A H´mong woman in the market in Sapa town. Black marks in her forehead come from a traditional pain relief. For a headache a buffalo horn´s stub is heated and then pressed on forehead. The mark comes off in days or weeks.

But as much as all that at times rather persistent selling after a poorly slept night in a train bed that was obviously designed for an asian average height and in desperate need of a shower might irritate, you can´t really blame these people for trying to get their share of the booming tourism of the area. The minority groups of the area are very skilled in various forms of handcrafts (especially embroidery and sewing, it seemed) and selling them and fruits and vegetables – as well as being a guide for the trekkers and accommodating them in homestays – are important sources of income. So, if we were in their shoes, we´d probably all do the same. Nevertheless, we very rarely if ever buy any souvenirs on our travels and we held the line here as well. A convincing but polite "no thanks" or "no shopping" usually did the trick. 

A Red Dao woman in the market place in Sapa town.

In fact, a couple of times – after it was clear for the both of us I was not about to buy anything – I got into very nice conversations by asking her the same questions: "What´s your name? Where are you from?" Many sellers on the streets speak very good English and I learnt that some travel a long way to come to Sapa town to sell their products. 

The main reason we came to Sapa was to do trekking.

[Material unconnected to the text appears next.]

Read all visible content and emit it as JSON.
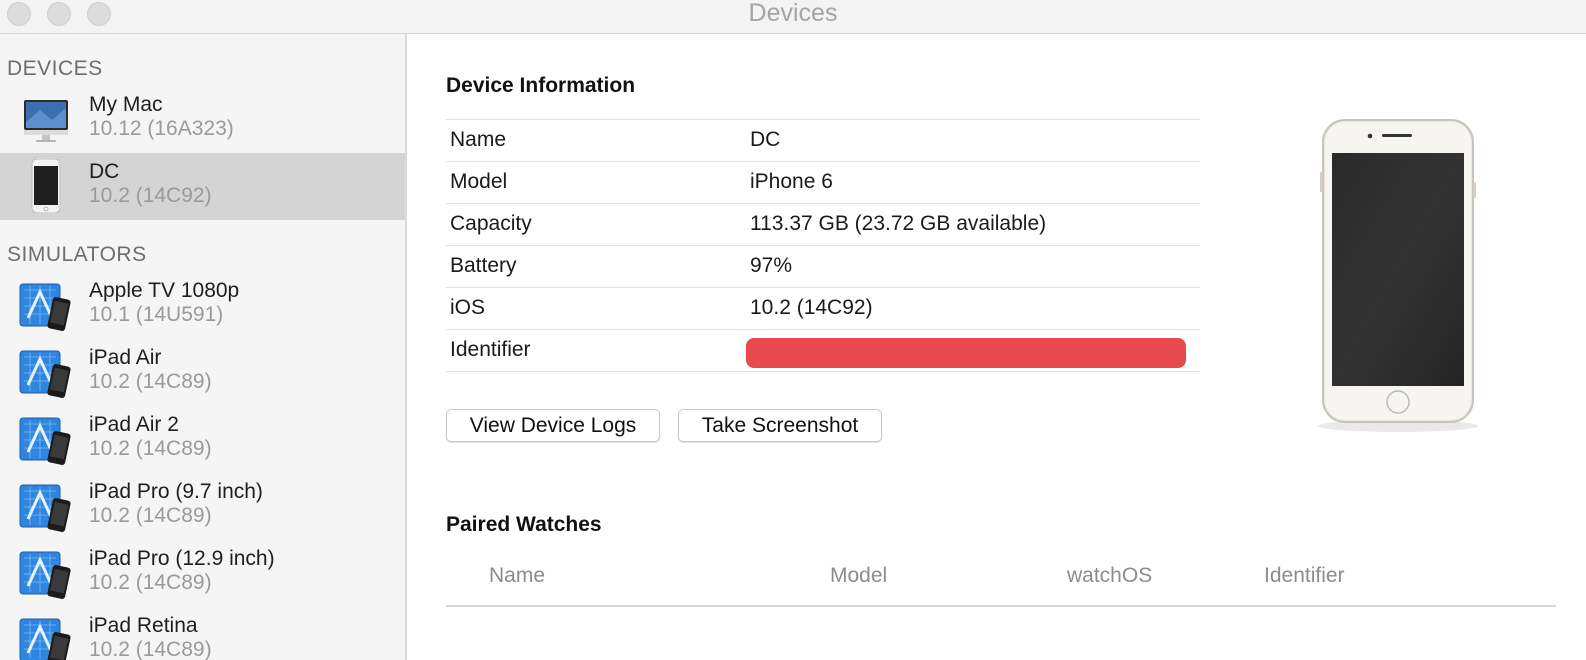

You can do it all by yourself but we thought we´d get more out of it if we had a local guide telling us about the minority cultures, the daily life in the villages and the nature of the area. The options were plentiful as trekking and homestays are advertised in every other corner not to even mention the locals who offer the same services on the streets. So we sat down for a breakfast and coffee and then one of us stayed with the backpacks and other went looking for a trekking company. 

Now, the more we´ve traveled the more we´ve begun to think about the impact of our travels. The impact on the environment and the impact on the locals. Who benefits of our money and how could our choices make a positive impact? With this in mind, after some research we ended up choosing a company called Sapa O´Chau as our trekking organiser. The company is awarded for being socially responsible and although compared to some other tour companies and offers around it was a bit more expensive but we were happy to pay the extra knowing the money we spent does a lot of good in the community. (If you are interested to know how, read more from the link above.)

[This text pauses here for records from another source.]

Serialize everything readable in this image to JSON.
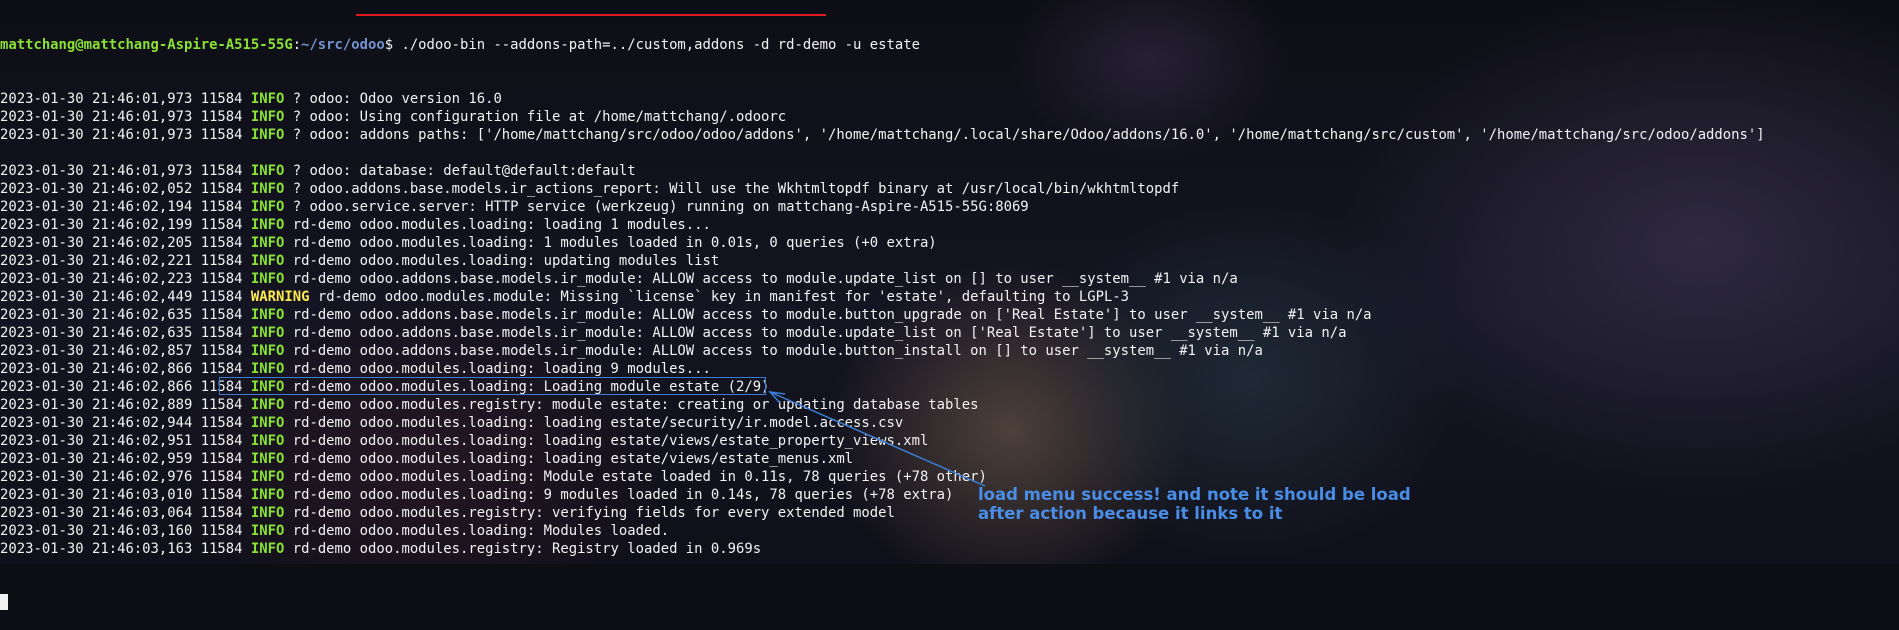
{
  "prompt": {
    "user_host": "mattchang@mattchang-Aspire-A515-55G",
    "path": "~/src/odoo",
    "command": "./odoo-bin --addons-path=../custom,addons -d rd-demo -u estate"
  },
  "log_lines": [
    {
      "ts": "2023-01-30 21:46:01,973 11584",
      "level": "INFO",
      "msg": "? odoo: Odoo version 16.0"
    },
    {
      "ts": "2023-01-30 21:46:01,973 11584",
      "level": "INFO",
      "msg": "? odoo: Using configuration file at /home/mattchang/.odoorc"
    },
    {
      "ts": "2023-01-30 21:46:01,973 11584",
      "level": "INFO",
      "msg": "? odoo: addons paths: ['/home/mattchang/src/odoo/odoo/addons', '/home/mattchang/.local/share/Odoo/addons/16.0', '/home/mattchang/src/custom', '/home/mattchang/src/odoo/addons']"
    },
    {
      "ts": "",
      "level": "",
      "msg": ""
    },
    {
      "ts": "2023-01-30 21:46:01,973 11584",
      "level": "INFO",
      "msg": "? odoo: database: default@default:default"
    },
    {
      "ts": "2023-01-30 21:46:02,052 11584",
      "level": "INFO",
      "msg": "? odoo.addons.base.models.ir_actions_report: Will use the Wkhtmltopdf binary at /usr/local/bin/wkhtmltopdf"
    },
    {
      "ts": "2023-01-30 21:46:02,194 11584",
      "level": "INFO",
      "msg": "? odoo.service.server: HTTP service (werkzeug) running on mattchang-Aspire-A515-55G:8069"
    },
    {
      "ts": "2023-01-30 21:46:02,199 11584",
      "level": "INFO",
      "msg": "rd-demo odoo.modules.loading: loading 1 modules..."
    },
    {
      "ts": "2023-01-30 21:46:02,205 11584",
      "level": "INFO",
      "msg": "rd-demo odoo.modules.loading: 1 modules loaded in 0.01s, 0 queries (+0 extra)"
    },
    {
      "ts": "2023-01-30 21:46:02,221 11584",
      "level": "INFO",
      "msg": "rd-demo odoo.modules.loading: updating modules list"
    },
    {
      "ts": "2023-01-30 21:46:02,223 11584",
      "level": "INFO",
      "msg": "rd-demo odoo.addons.base.models.ir_module: ALLOW access to module.update_list on [] to user __system__ #1 via n/a"
    },
    {
      "ts": "2023-01-30 21:46:02,449 11584",
      "level": "WARNING",
      "msg": "rd-demo odoo.modules.module: Missing `license` key in manifest for 'estate', defaulting to LGPL-3"
    },
    {
      "ts": "2023-01-30 21:46:02,635 11584",
      "level": "INFO",
      "msg": "rd-demo odoo.addons.base.models.ir_module: ALLOW access to module.button_upgrade on ['Real Estate'] to user __system__ #1 via n/a"
    },
    {
      "ts": "2023-01-30 21:46:02,635 11584",
      "level": "INFO",
      "msg": "rd-demo odoo.addons.base.models.ir_module: ALLOW access to module.update_list on ['Real Estate'] to user __system__ #1 via n/a"
    },
    {
      "ts": "2023-01-30 21:46:02,857 11584",
      "level": "INFO",
      "msg": "rd-demo odoo.addons.base.models.ir_module: ALLOW access to module.button_install on [] to user __system__ #1 via n/a"
    },
    {
      "ts": "2023-01-30 21:46:02,866 11584",
      "level": "INFO",
      "msg": "rd-demo odoo.modules.loading: loading 9 modules..."
    },
    {
      "ts": "2023-01-30 21:46:02,866 11584",
      "level": "INFO",
      "msg": "rd-demo odoo.modules.loading: Loading module estate (2/9)"
    },
    {
      "ts": "2023-01-30 21:46:02,889 11584",
      "level": "INFO",
      "msg": "rd-demo odoo.modules.registry: module estate: creating or updating database tables"
    },
    {
      "ts": "2023-01-30 21:46:02,944 11584",
      "level": "INFO",
      "msg": "rd-demo odoo.modules.loading: loading estate/security/ir.model.access.csv"
    },
    {
      "ts": "2023-01-30 21:46:02,951 11584",
      "level": "INFO",
      "msg": "rd-demo odoo.modules.loading: loading estate/views/estate_property_views.xml"
    },
    {
      "ts": "2023-01-30 21:46:02,959 11584",
      "level": "INFO",
      "msg": "rd-demo odoo.modules.loading: loading estate/views/estate_menus.xml"
    },
    {
      "ts": "2023-01-30 21:46:02,976 11584",
      "level": "INFO",
      "msg": "rd-demo odoo.modules.loading: Module estate loaded in 0.11s, 78 queries (+78 other)"
    },
    {
      "ts": "2023-01-30 21:46:03,010 11584",
      "level": "INFO",
      "msg": "rd-demo odoo.modules.loading: 9 modules loaded in 0.14s, 78 queries (+78 extra)"
    },
    {
      "ts": "2023-01-30 21:46:03,064 11584",
      "level": "INFO",
      "msg": "rd-demo odoo.modules.registry: verifying fields for every extended model"
    },
    {
      "ts": "2023-01-30 21:46:03,160 11584",
      "level": "INFO",
      "msg": "rd-demo odoo.modules.loading: Modules loaded."
    },
    {
      "ts": "2023-01-30 21:46:03,163 11584",
      "level": "INFO",
      "msg": "rd-demo odoo.modules.registry: Registry loaded in 0.969s"
    }
  ],
  "annotation": {
    "line1": "load menu success! and note it should be load",
    "line2": "after action because it links to it"
  },
  "colors": {
    "user_host": "#8ae234",
    "path": "#7294cf",
    "info": "#8ae234",
    "warning": "#fce94f",
    "text": "#f2f2f2",
    "underline": "#e01b24",
    "annotation": "#4a8de6"
  },
  "highlighted_line_index": 20
}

Below you can find some photos from the trek. Click to see them full screen.

We met this young H´mong woman with her children. We met briefly along the trek. "Maybe 20", she replied when our guide asked her about her age.

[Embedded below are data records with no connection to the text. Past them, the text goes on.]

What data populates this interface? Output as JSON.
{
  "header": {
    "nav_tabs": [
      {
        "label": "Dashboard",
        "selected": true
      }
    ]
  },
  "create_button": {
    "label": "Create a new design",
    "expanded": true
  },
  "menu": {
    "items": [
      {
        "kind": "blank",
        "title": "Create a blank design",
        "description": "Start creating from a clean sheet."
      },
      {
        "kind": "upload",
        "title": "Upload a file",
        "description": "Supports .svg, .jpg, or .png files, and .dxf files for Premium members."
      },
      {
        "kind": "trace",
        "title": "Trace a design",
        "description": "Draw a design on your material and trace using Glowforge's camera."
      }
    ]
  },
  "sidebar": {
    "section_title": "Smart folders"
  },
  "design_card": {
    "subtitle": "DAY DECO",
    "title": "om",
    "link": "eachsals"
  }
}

When it comes to choosing the trekking company, we couldn´t have been happier with our choice. Our guide, Su, was great! Besides being a very nice fellow, we got tons of information about the area and especially his own Black Hmong culture. We chose a two days - one night trek and in hindsight we could have chosen a longer one as the trek through the valley and the mountainsides, rice and corn fields and bamboo forests was easier than we expected. We reached our overnight homestay in one of the villages quite early in the afternoon but then again that wasn´t bad at all, as it gave us plenty of time to relax. Sitting back and enjoying the sun setting behind the mountains and watching the locals do their thing wasn´t bad at all.

After the sunset we sat down for a dinner together with our hosts and the catering was overwhelming. There were some language barriers at times but Su translated, and as the night went on, through the magic of homemade rice wine (that the man of the house kept pouring to everyone´s glasses) all barriers – linguistic or cultural – were overcome.

At the end of the dinner, stomach full of homemade local delicacies such as water buffalo and a duck (killed and prepared just for the occasion) as well as blood pudding and stew made of squash and duck´s internals, I joined the man of the house and Su, our guide, for one more cup of tea and a conversation under a starry sky and the sounds of nature surrounding us before climbing up to the loft for a good night sleep. A perfect ending for a perfect day.